Today we are approaching the fourth industrial revolution, witnessing the rise of AI (Artificial Intelligence) and automation. I believe this is the reason for our current craft revival: in a world more reliant than ever on digital and virtual elements, people want to reconnect with the physical realm. We are witnessing times of enormous change beyond our control, characterised by forces we don’t understand. Craft is something fundamental. It is an innately human expression. We find it comforting and reassuring.

Who are the exhibitors and what will they bring?
Every exhibitor is fascinating in their own right and I’ve so enjoyed getting to know them and their work, and finding out why what they do matters to them. There is a broad mix: Wakefield-based paper artist and illustrator Andy Singleton is showing beautiful poetic sculptures; Welsh sustainable denim-makers Hiut Denim are demonstrating how craft can economically and socially boost a community; Fox Umbrellas prove that making one thing better than anyone else translates into a global multi-generational business run from a small workshop on the outskirts of Croydon. Visitors will discover Freed of London ballet shoes in The Music Room, with portraits of their work, together with the component parts and a heap of finished slippers. Every single one of the 330,000 slippers made each year is handmade to fit a single foot.

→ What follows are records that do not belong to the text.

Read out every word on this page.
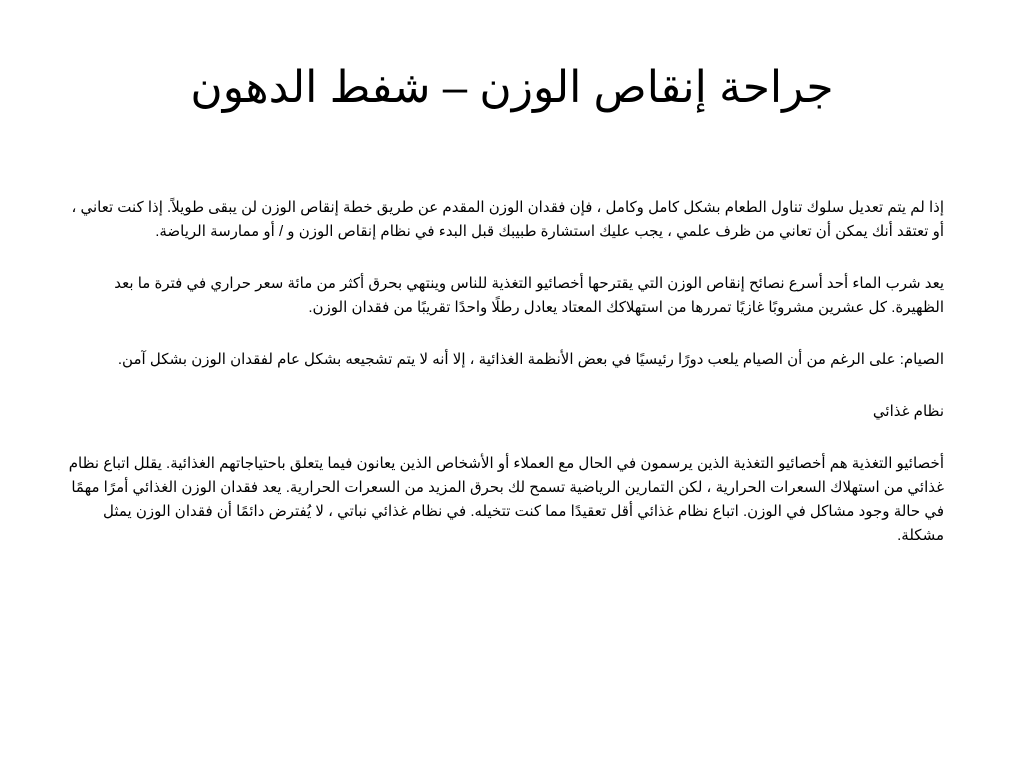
جراحة إنقاص الوزن – شفط الدهون

إذا لم يتم تعديل سلوك تناول الطعام بشكل كامل وكامل ، فإن فقدان الوزن المقدم عن طريق خطة إنقاص الوزن لن يبقى طويلاً. إذا كنت تعاني ، أو تعتقد أنك يمكن أن تعاني من ظرف علمي ، يجب عليك استشارة طبيبك قبل البدء في نظام إنقاص الوزن و / أو ممارسة الرياضة.

يعد شرب الماء أحد أسرع نصائح إنقاص الوزن التي يقترحها أخصائيو التغذية للناس وينتهي بحرق أكثر من مائة سعر حراري في فترة ما بعد الظهيرة. كل عشرين مشروبًا غازيًا تمررها من استهلاكك المعتاد يعادل رطلًا واحدًا تقريبًا من فقدان الوزن.

الصيام: على الرغم من أن الصيام يلعب دورًا رئيسيًا في بعض الأنظمة الغذائية ، إلا أنه لا يتم تشجيعه بشكل عام لفقدان الوزن بشكل آمن.

نظام غذائي

أخصائيو التغذية هم أخصائيو التغذية الذين يرسمون في الحال مع العملاء أو الأشخاص الذين يعانون فيما يتعلق باحتياجاتهم الغذائية. يقلل اتباع نظام غذائي من استهلاك السعرات الحرارية ، لكن التمارين الرياضية تسمح لك بحرق المزيد من السعرات الحرارية. يعد فقدان الوزن الغذائي أمرًا مهمًا في حالة وجود مشاكل في الوزن. اتباع نظام غذائي أقل تعقيدًا مما كنت تتخيله. في نظام غذائي نباتي ، لا يُفترض دائمًا أن فقدان الوزن يمثل مشكلة.
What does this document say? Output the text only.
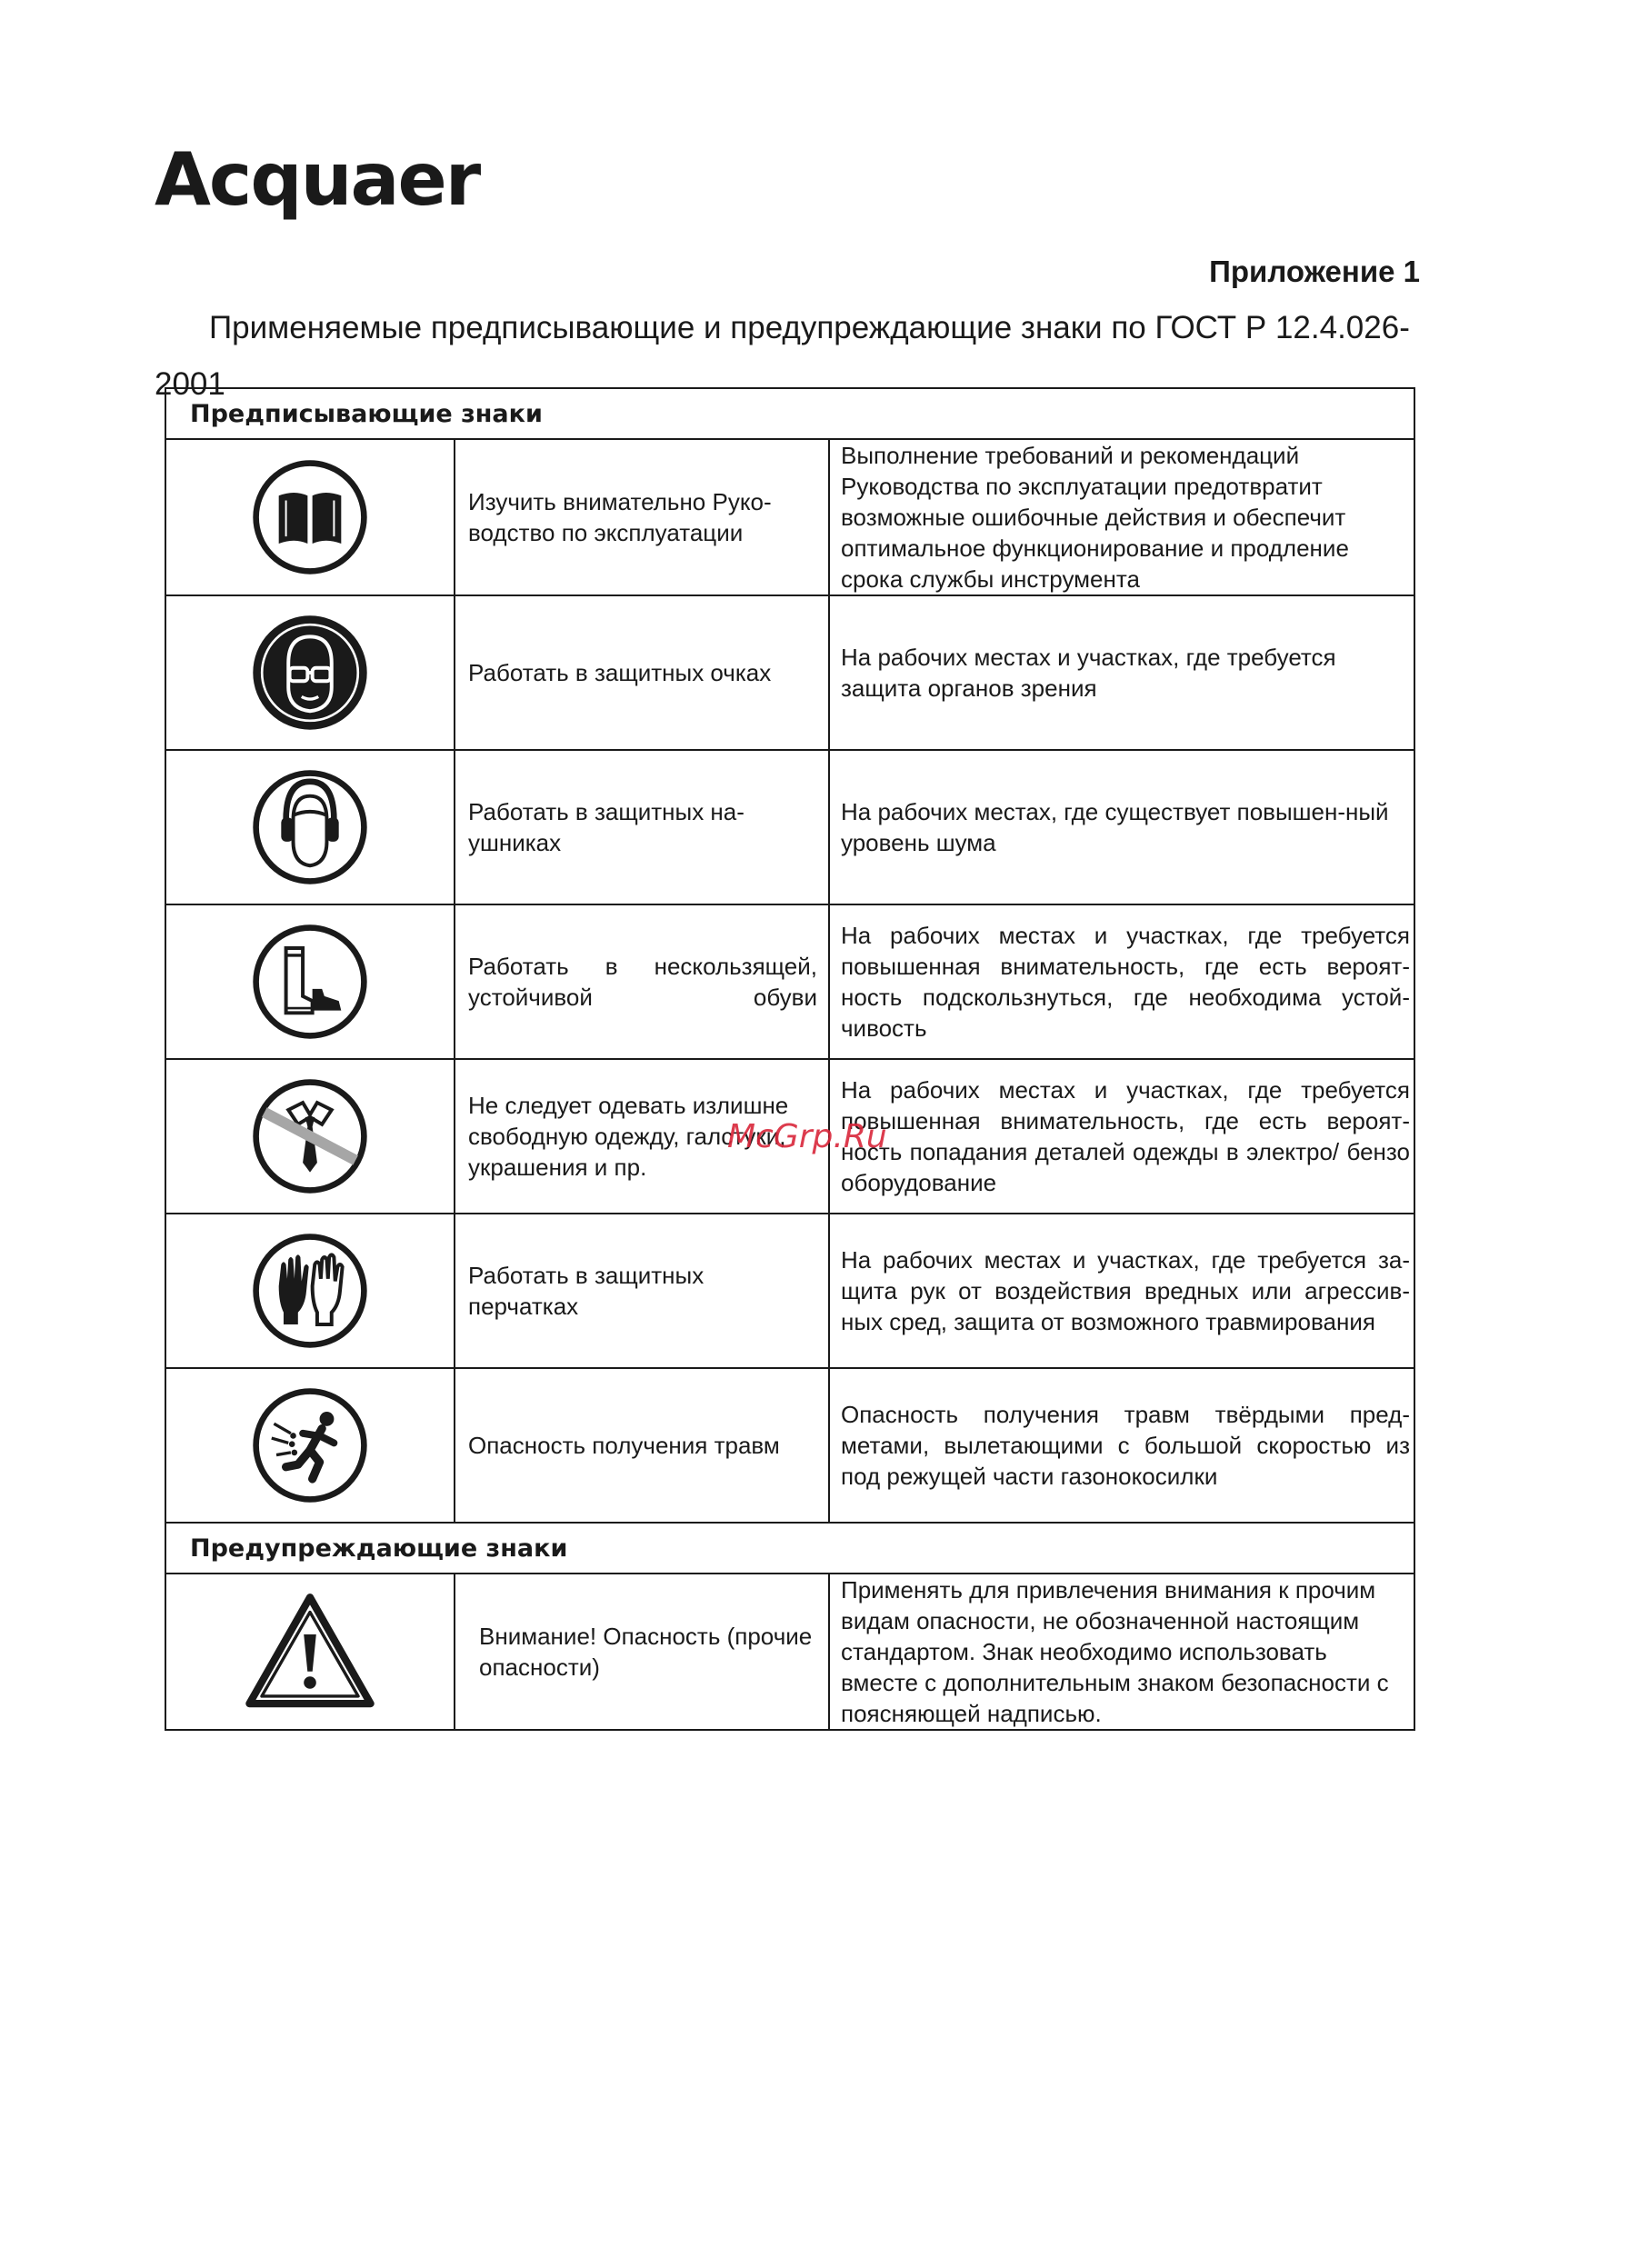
Acquaer
Приложение 1
Применяемые предписывающие и предупреждающие знаки по ГОСТ Р 12.4.026-2001
Предписывающие знаки		

	Изучить внимательно Руко-водство по эксплуатации	Выполнение требований и рекомендаций Руководства по эксплуатации предотвратит возможные ошибочные действия и обеспечит оптимальное функционирование и продление срока службы инструмента

	Работать в защитных очках	На рабочих местах и участках, где требуется защита органов зрения

	Работать в защитных на-ушниках	На рабочих местах, где существует повышен-ный уровень шума

	Работать в нескользящей, устойчивой обуви	На рабочих местах и участках, где требуется повышенная внимательность, где есть вероят-ность подскользнуться, где необходима устой-чивость

	Не следует одевать излишне свободную одежду, галстуки, украшения и пр.	На рабочих местах и участках, где требуется повышенная внимательность, где есть вероят-ность попадания деталей одежды в электро/ бензо оборудование

	Работать в защитных перчатках	На рабочих местах и участках, где требуется за-щита рук от воздействия вредных или агрессив-ных сред, защита от возможного травмирования

	Опасность получения травм	Опасность получения травм твёрдыми пред-метами, вылетающими с большой скоростью из под режущей части газонокосилки
Предупреждающие знаки		

	Внимание! Опасность (прочие опасности)	Применять для привлечения внимания к прочим видам опасности, не обозначенной настоящим стандартом. Знак необходимо использовать вместе с дополнительным знаком безопасности с поясняющей надписью.
McGrp.Ru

The aim is to show beautiful, contemporary handcrafted objects, against a classic backdrop and to take the time to not only admire, but to probe, question and consider. Craft has a vital place in contemporary life – we want visitors to leave inspired by the many wonderful stories and delighted by the many objects we often take for granted that are the result of another human’s extraordinary knowledge, time, care and skill.

“Have nothing in your house that you do not know to be useful or believe to be beautiful”.